Diabetes-Selbstfürsorge: Die Grundlagen
Basierend auf internationalen klinischen Leitlinien
Übersicht
Diabetes ist eine Stoffwechselerkrankung, bei der der Blutzucker dauerhaft zu hoch ist. Der Körper kann entweder kein Insulin bilden oder das Insulin wirkt nicht richtig. Insulin ist ein Hormon, das den Zucker aus dem Blut in die Zellen bringt, wo er als Energie genutzt wird.
Wichtige Fakten
- Diabetes ist chronisch, aber mit guter Behandlung lassen sich schwere Folgen oft vermeiden.

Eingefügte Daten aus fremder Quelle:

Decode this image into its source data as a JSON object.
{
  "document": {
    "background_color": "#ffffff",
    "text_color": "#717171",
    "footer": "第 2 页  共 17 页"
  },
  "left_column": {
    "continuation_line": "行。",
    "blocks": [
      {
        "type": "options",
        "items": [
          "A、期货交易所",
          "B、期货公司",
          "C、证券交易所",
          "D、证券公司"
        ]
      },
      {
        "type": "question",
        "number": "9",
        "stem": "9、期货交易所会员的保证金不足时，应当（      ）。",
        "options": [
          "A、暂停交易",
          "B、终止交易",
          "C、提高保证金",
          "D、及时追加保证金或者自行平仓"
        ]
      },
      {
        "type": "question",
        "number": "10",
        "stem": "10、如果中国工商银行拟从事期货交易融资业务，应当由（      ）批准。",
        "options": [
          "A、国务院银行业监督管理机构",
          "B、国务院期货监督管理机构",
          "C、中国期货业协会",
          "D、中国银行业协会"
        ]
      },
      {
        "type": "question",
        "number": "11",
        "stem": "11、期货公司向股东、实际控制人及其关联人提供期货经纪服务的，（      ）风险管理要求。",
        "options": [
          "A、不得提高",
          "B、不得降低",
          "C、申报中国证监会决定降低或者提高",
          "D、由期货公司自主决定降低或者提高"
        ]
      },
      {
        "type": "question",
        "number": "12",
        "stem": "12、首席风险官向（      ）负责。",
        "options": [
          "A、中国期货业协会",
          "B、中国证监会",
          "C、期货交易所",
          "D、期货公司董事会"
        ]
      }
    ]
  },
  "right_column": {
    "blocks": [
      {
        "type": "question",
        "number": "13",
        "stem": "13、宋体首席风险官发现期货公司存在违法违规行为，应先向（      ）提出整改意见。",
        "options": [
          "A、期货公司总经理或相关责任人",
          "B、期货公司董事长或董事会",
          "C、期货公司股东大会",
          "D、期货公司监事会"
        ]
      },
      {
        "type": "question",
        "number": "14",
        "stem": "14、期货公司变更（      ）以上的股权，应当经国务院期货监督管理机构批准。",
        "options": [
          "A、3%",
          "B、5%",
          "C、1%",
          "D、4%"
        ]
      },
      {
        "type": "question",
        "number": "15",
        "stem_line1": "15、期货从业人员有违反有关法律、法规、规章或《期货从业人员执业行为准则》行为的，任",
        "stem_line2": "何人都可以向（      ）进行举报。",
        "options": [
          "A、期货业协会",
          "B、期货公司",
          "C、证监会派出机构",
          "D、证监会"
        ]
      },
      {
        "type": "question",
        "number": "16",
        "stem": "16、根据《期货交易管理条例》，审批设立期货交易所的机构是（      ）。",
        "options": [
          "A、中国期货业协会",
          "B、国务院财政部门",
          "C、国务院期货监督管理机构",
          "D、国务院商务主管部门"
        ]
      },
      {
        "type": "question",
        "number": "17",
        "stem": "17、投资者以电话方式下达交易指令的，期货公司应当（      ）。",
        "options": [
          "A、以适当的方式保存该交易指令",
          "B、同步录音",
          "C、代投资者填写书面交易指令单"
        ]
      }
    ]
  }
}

- Die Selbstfürsorge – also was Sie täglich selbst tun – ist ein zentraler Teil der Diabetesbehandlung.
- Es gibt verschiedene Diabetes-Typen; die Behandlung wird individuell angepasst.
Ja, Diabetes ist sehr häufig. In Deutschland leben mehrere Millionen Menschen mit Diabetes, die meisten haben Typ-2-Diabetes.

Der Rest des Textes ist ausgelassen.